Rio de Janeiro - Nada de punição, mas compreensão, carinho e reconhecimento foi o que o árbitro Márcio Rezende de Freitas (Fifa-SC) recebeu ontem do presidente da Comissão Nacional de Arbitragem da Confederação Brasileira de Futebol (CBF), Edson Rezende. E a demonstração de afeto não ficou restrita a ele, mas a todos os juízes, já que o dirigente foi claro ao afirmar que os erros vão continuar a ocorrer e precisam ser compreendidos por todos.
''Se quiserem que os árbitros sejam punidos por erros deste tipo, por interpretação, vamos ficar sem juízes. Tem que haver bom senso!'', exclamou o presidente da Comissão. ''O ideal era que não acontecessem, mas os erros vão ocorrer e continuar ocorrendo, porque o árbitro é humano.''
Edson Rezende foi categórico ao sair em defesa do que considerou ser uma ''fatalidade'': o erro de Márcio Rezende, que não deu o pênalti do goleiro corintiano Fábio Costa sobre o meia Tinga, do Inter, durante o confronto de domingo, no Pacaembu, pelo Campeonato Brasileiro. A partida terminou empatada por 1 a 1.
''Foi uma fatalidade. Assistia ao jogo e acho que o Márcio estava um pouco mal colocado, porque um contra-ataque rápido originou a jogada. E ele mesmo admitiu isso para mim ontem durante uma conversa por telefone'', destacou o presidente da Comissão de Arbitragem. ''Ele está abatido, chateado, mas o fato de o goleiro do Corinthians ter encolhido a perna o enganou e o Márcio pensou que não houve o toque.''
Na súmula enviada ontem à CBF, Márcio Rezende não fez nenhum alusão ao erro. Relatou que Tinga foi expulso ao 74 minutos da partida, ''por se jogar na área adversária na disputa de um lance com o goleiro, cavando uma penalidade máxima''. Em seguida, ressaltou que o atleta já havia recebido o cartão amarelo e, por isso, ao ser advertido com o segundo, foi excluído do confronto.
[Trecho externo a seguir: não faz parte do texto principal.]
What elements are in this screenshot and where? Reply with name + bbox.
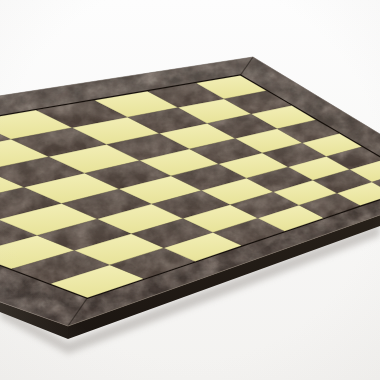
chessboard: [0, 0, 380, 380]
product-photo: [0, 0, 380, 380]
vignette: [0, 0, 380, 380]
chessboard-photo-svg: [0, 0, 380, 380]
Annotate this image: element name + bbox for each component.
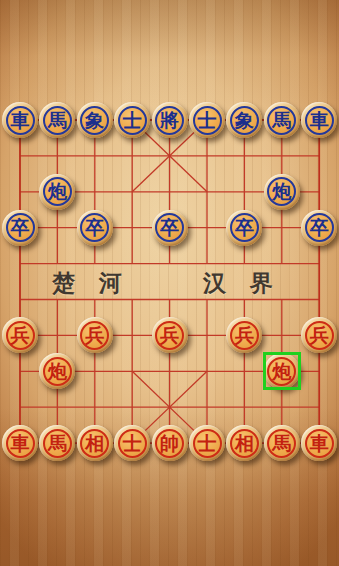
piece-rp[interactable]: 兵 <box>152 317 188 353</box>
piece-glyph: 卒 <box>155 213 184 242</box>
piece-glyph: 象 <box>80 106 109 135</box>
piece-re[interactable]: 相 <box>77 425 113 461</box>
piece-br[interactable]: 車 <box>301 102 337 138</box>
piece-rh[interactable]: 馬 <box>264 425 300 461</box>
piece-glyph: 馬 <box>43 429 72 458</box>
piece-rp[interactable]: 兵 <box>77 317 113 353</box>
piece-glyph: 兵 <box>6 321 35 350</box>
piece-glyph: 兵 <box>305 321 334 350</box>
piece-glyph: 士 <box>193 429 222 458</box>
piece-glyph: 士 <box>118 106 147 135</box>
piece-glyph: 象 <box>230 106 259 135</box>
piece-glyph: 兵 <box>230 321 259 350</box>
piece-be[interactable]: 象 <box>77 102 113 138</box>
piece-glyph: 車 <box>305 429 334 458</box>
board-grid <box>0 0 339 566</box>
piece-rc[interactable]: 炮 <box>264 353 300 389</box>
piece-glyph: 相 <box>80 429 109 458</box>
piece-glyph: 車 <box>6 106 35 135</box>
piece-bk[interactable]: 將 <box>152 102 188 138</box>
piece-bc[interactable]: 炮 <box>264 174 300 210</box>
piece-ba[interactable]: 士 <box>114 102 150 138</box>
piece-glyph: 將 <box>155 106 184 135</box>
piece-bp[interactable]: 卒 <box>2 210 38 246</box>
piece-glyph: 車 <box>6 429 35 458</box>
river-label-right: 汉 界 <box>203 268 282 299</box>
piece-bp[interactable]: 卒 <box>226 210 262 246</box>
piece-bp[interactable]: 卒 <box>152 210 188 246</box>
piece-glyph: 士 <box>193 106 222 135</box>
piece-glyph: 士 <box>118 429 147 458</box>
piece-glyph: 卒 <box>230 213 259 242</box>
river-label-left: 楚 河 <box>52 268 131 299</box>
game-screen: 楚 河 汉 界 車馬象士將士象馬車炮炮卒卒卒卒卒兵兵兵兵兵炮炮車馬相士帥士相馬車 <box>0 0 339 566</box>
piece-glyph: 兵 <box>155 321 184 350</box>
piece-rr[interactable]: 車 <box>2 425 38 461</box>
piece-glyph: 炮 <box>267 177 296 206</box>
piece-bp[interactable]: 卒 <box>301 210 337 246</box>
piece-bp[interactable]: 卒 <box>77 210 113 246</box>
piece-glyph: 馬 <box>43 106 72 135</box>
piece-glyph: 炮 <box>43 177 72 206</box>
piece-br[interactable]: 車 <box>2 102 38 138</box>
piece-glyph: 卒 <box>80 213 109 242</box>
piece-glyph: 兵 <box>80 321 109 350</box>
piece-glyph: 卒 <box>6 213 35 242</box>
piece-ba[interactable]: 士 <box>189 102 225 138</box>
piece-glyph: 馬 <box>267 106 296 135</box>
piece-ra[interactable]: 士 <box>189 425 225 461</box>
piece-glyph: 炮 <box>267 357 296 386</box>
piece-glyph: 卒 <box>305 213 334 242</box>
piece-bh[interactable]: 馬 <box>264 102 300 138</box>
piece-glyph: 相 <box>230 429 259 458</box>
piece-glyph: 炮 <box>43 357 72 386</box>
piece-glyph: 馬 <box>267 429 296 458</box>
piece-rk[interactable]: 帥 <box>152 425 188 461</box>
piece-bc[interactable]: 炮 <box>39 174 75 210</box>
piece-glyph: 車 <box>305 106 334 135</box>
piece-glyph: 帥 <box>155 429 184 458</box>
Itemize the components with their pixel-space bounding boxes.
Para o presidente da Comissão de Arbitragem, Márcio Rezende agiu corretamente, porque interpretou o lance de acordo com sua subjetividade. E, na tentativa de preservar, além de ratificar o caráter idôneo do árbitro de Santa Catarina, passou a fazer comparações com os erros cometidos rotineiramente por jogadores.
''É impossível o Márcio ter tido má fé. Se for assim, a gente vai pensar que todo gol contra é má-fé, todo pênalti perdido por um jogador é má-fé, um frango do goleiro é má-fé'', argumentou o presidente da Comissão de Arbitragem.
De acordo com Edson Rezende, o árbitro só não será escalado para apitar na penúltima rodada do Brasileiro porque já havia sido programada uma partida em Santa Catarina, onde será homenageado. Mas, Edson Rezende foi enfático ao frisar que sua intenção é a de incluí-lo no sorteio da última rodada do Nacional.
Perdão negado A revolta dos colorados contra Márcio Rezende de Freitas estendeu-se pela segunda-feira em Porto Alegre. Nas ruas, torcedores vestindo a camisa do Internacional consideravam-se ''roubados'' pelo juiz que não deu um pênalti para o Colorado e ainda expulsou Tinga, num lance que poderia ter mudado a história do Campeonato Brasileiro deste ano. O presidente do clube, Fernando Carvalho, recebeu o pedido de desculpas do árbitro ao vivo, por telefone, num programa da RBS TV, mas não perdoou. ''Desculpa não vai colocar o taça no armário, não vai colocar a faixa no peito e nem o bicho no bolso do jogador'', disse o presidente do Internacional.